Quella dei cereali è dunque una storia che parte da lontano e che riverbera fino ad oggi. Le varietà che utilizziamo adesso sono infatti frutto di una selezione genetica iniziata migliaia di anni fa, quando, sfruttando le mutazioni genetiche naturali e scegliendo le caratteristiche migliori, è avvenuto il passaggio da forme selvatiche a varietà coltivate. Si stima che, attualmente, circa il 70 per cento delle terre coltivate sia destinato alla produzione di cereali.
Col passare degli anni il cibo è stato spogliato di ogni accezione storica e culturale, e degradato a mera merce. Le sue maglie si sono irrimediabilmente allargate e si sono frapposti numerosi passaggi tra la produzione e il consumo dell’alimento, diluendone così il legame con le comunità e i territori di appartenenza. In un’epoca di delocalizzazione della produzione e di alimenti che percorrono migliaia di chilometri su ruote, nave e aereo prima di giungere sulle nostre tavole, la produzione locale e il controllo della filiera rappresentano pertanto un prezioso valore aggiunto.
La filiera corta, cioè caratterizzata da un numero limitato di passaggi produttivi, è sostenibile sia da un punto di vista ambientale che sociale. Consente infatti di ridurre notevolmente i trasporti e le emissioni correlate, e di limitare gli sprechi. Il tracciamento della filiera offre inoltre un’ulteriore garanzia di qualità. Il controllo dell’intero processo produttivo soddisfa così il crescente desiderio di trasparenza dei consumatori, specie in ambito alimentare.
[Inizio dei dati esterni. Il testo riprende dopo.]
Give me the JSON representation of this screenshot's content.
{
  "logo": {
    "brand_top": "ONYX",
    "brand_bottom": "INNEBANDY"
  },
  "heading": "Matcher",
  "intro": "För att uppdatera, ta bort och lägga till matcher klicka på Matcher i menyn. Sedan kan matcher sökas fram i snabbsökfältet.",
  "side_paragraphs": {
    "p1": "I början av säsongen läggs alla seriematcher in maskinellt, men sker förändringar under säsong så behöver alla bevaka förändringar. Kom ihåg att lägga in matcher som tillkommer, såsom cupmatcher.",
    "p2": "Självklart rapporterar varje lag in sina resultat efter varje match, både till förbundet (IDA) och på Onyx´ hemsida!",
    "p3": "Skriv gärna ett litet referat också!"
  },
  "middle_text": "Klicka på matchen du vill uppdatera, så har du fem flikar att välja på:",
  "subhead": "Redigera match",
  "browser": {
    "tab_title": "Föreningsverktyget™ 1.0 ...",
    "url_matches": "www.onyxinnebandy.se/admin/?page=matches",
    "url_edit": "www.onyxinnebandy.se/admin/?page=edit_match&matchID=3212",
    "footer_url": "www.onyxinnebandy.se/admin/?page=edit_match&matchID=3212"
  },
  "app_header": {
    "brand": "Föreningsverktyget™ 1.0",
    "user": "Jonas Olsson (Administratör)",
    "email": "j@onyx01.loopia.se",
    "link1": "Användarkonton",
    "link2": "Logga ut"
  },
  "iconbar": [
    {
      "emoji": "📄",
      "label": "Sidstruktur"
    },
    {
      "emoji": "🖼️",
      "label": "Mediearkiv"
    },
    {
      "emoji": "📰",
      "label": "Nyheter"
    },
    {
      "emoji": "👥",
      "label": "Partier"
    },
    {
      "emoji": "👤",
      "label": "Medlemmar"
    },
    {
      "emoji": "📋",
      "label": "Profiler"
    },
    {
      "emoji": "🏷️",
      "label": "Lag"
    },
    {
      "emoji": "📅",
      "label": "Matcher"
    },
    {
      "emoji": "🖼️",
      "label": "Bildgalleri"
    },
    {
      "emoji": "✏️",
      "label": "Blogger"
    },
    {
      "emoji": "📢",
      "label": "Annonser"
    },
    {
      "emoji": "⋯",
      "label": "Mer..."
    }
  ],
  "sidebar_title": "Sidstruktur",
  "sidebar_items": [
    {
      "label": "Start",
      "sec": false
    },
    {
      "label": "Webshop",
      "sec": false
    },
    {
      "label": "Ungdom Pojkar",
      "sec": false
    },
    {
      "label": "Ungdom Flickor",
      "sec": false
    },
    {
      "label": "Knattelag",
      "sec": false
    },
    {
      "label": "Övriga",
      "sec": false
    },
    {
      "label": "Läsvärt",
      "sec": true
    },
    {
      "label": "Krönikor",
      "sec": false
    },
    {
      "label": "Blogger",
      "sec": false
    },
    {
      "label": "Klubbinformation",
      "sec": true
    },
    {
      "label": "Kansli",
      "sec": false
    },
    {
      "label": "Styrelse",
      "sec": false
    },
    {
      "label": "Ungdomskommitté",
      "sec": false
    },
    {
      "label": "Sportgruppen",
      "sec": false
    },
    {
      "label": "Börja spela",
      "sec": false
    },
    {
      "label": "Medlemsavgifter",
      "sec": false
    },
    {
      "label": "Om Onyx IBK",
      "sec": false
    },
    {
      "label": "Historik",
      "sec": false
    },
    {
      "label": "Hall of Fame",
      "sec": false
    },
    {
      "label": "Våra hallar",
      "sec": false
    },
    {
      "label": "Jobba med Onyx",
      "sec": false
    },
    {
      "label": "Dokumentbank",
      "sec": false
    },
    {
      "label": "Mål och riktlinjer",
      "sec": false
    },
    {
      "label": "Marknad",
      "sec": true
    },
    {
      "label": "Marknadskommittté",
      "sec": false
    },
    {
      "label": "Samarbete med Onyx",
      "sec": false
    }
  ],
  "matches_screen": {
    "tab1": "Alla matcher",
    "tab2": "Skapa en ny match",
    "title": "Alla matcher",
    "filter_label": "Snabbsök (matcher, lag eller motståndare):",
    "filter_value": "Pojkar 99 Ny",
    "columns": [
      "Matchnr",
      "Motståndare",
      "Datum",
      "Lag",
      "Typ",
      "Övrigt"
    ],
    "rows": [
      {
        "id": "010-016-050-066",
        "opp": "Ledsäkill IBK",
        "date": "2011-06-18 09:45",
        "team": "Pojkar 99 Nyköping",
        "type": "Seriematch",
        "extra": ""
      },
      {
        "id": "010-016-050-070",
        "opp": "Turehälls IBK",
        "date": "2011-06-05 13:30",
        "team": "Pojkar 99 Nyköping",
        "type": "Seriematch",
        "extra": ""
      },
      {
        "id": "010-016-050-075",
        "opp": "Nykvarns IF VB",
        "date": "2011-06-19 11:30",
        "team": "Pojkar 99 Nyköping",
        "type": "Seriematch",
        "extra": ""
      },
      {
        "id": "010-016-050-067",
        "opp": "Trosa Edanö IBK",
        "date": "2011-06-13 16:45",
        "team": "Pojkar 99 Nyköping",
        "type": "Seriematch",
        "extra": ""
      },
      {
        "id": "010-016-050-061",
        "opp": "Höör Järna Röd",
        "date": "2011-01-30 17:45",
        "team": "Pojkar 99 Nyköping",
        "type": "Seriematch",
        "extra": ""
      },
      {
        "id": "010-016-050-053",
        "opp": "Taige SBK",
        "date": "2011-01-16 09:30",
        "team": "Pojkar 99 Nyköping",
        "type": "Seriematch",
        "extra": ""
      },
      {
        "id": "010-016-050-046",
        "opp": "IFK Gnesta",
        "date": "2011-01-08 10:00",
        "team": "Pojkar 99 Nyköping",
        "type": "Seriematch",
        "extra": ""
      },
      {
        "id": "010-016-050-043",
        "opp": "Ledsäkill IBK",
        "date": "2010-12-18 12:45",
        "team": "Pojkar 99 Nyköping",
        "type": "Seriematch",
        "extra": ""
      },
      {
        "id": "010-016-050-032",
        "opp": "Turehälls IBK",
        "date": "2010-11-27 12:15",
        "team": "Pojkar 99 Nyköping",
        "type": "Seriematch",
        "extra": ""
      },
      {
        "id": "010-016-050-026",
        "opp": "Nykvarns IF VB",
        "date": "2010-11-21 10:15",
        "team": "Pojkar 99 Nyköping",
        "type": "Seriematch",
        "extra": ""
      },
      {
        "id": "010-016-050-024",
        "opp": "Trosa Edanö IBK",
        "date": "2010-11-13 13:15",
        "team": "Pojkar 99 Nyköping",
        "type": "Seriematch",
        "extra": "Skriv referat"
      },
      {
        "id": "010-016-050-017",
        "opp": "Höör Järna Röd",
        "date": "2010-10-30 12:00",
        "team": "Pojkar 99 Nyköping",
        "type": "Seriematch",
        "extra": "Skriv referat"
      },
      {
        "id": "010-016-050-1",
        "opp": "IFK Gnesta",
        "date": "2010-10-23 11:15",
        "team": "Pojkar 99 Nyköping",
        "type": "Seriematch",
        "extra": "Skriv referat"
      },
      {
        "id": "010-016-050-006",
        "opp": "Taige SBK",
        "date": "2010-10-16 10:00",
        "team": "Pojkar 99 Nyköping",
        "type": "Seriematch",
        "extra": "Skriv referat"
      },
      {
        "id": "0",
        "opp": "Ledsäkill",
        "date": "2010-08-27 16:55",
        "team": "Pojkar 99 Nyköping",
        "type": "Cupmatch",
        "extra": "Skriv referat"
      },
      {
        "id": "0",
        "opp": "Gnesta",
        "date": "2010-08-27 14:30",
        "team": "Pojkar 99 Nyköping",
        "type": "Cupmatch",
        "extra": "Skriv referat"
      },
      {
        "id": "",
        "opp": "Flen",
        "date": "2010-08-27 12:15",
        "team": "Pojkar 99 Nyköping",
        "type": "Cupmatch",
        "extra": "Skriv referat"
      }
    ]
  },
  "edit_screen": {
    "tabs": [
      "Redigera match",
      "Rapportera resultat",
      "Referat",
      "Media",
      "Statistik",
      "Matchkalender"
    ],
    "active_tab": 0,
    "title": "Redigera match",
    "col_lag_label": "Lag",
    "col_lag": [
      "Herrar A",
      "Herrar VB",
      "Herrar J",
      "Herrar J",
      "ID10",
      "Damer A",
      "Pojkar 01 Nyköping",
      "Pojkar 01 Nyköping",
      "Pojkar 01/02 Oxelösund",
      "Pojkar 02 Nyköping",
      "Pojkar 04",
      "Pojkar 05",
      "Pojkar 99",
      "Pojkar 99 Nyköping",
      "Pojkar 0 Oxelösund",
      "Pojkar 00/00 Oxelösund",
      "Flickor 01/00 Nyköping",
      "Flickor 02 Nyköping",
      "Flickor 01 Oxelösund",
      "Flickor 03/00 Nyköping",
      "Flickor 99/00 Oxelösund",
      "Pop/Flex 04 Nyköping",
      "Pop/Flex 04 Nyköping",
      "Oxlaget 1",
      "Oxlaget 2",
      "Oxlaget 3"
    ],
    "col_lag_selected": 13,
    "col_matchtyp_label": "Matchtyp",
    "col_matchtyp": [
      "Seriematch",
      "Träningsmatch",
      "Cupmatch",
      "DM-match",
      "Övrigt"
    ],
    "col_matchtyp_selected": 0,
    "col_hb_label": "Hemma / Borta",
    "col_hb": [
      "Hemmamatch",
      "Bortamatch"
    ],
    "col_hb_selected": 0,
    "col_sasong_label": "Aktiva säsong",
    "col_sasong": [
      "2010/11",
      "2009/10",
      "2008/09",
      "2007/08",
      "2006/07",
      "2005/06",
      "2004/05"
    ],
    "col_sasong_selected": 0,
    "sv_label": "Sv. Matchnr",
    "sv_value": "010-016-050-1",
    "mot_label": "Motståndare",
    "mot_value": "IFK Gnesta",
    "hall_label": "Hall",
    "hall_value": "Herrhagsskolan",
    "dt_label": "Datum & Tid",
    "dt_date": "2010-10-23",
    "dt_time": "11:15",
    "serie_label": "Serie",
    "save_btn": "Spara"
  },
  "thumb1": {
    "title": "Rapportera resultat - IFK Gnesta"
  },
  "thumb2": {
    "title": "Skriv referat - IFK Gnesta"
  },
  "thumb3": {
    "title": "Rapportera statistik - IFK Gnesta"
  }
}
La Molisana, storico pastificio del Molise, può vantare una filiera integrata e controlla l’intero processo di produzione, dal chicco di grano alla tavola. Per la propria pasta l’azienda utilizza esclusivamente grano duro italiano coltivato nelle regioni del Centro-Sud: Molise, Marche, Puglia, Lazio e Abruzzo. Ci siamo recati in Molise, a Campobasso, dove sorge il pastificio, per capire come nasce la pasta La Molisana, indissolubilmente legata al territorio e alle persone che lo abitano.
La filiera integrata, oltre che un vantaggio competitivo sul mercato, garantisce un ridotto impatto sull’ambiente. “Questa strategia ci consente di abbattere i consumi e le emissioni riducendo al minimo gli spostamenti. Questo si riflette naturalmente anche nell’approvvigionamento della materia prima da regioni limitrofe e dal ricorso ai contratti di filiera. Tale scelta, oltre che da ragioni di prossimità, è dettata anche da condizioni climatiche e ambientali. Acquistiamo infatti grano duro dalle regioni più vocate a questo tipo di agricoltura. Il grano italiano è ora ritenuto il migliore al mondo, ma non è sempre stato così. Oggi, grazie alla ricerca, abbiamo ottenuto un notevole miglioramento”, spiega Giuseppe Ferro, amministratore delegato de La Molisana.
La filiera integrata è uno dei fiori all’occhiello dell’azienda. Questo implica seguire tutto il processo produttivo, partendo dal grano che nasce nel campo fino al silos e che poi dal silos va nel molino per la macinazione, per essere trasformato in semola destinata alla pastificazione. Significa avere perfettamente sotto controllo i costi e garantire una qualità di eccellenza assoluta. Si tratta di un plus che pochissime aziende in Italia possono dire di avere.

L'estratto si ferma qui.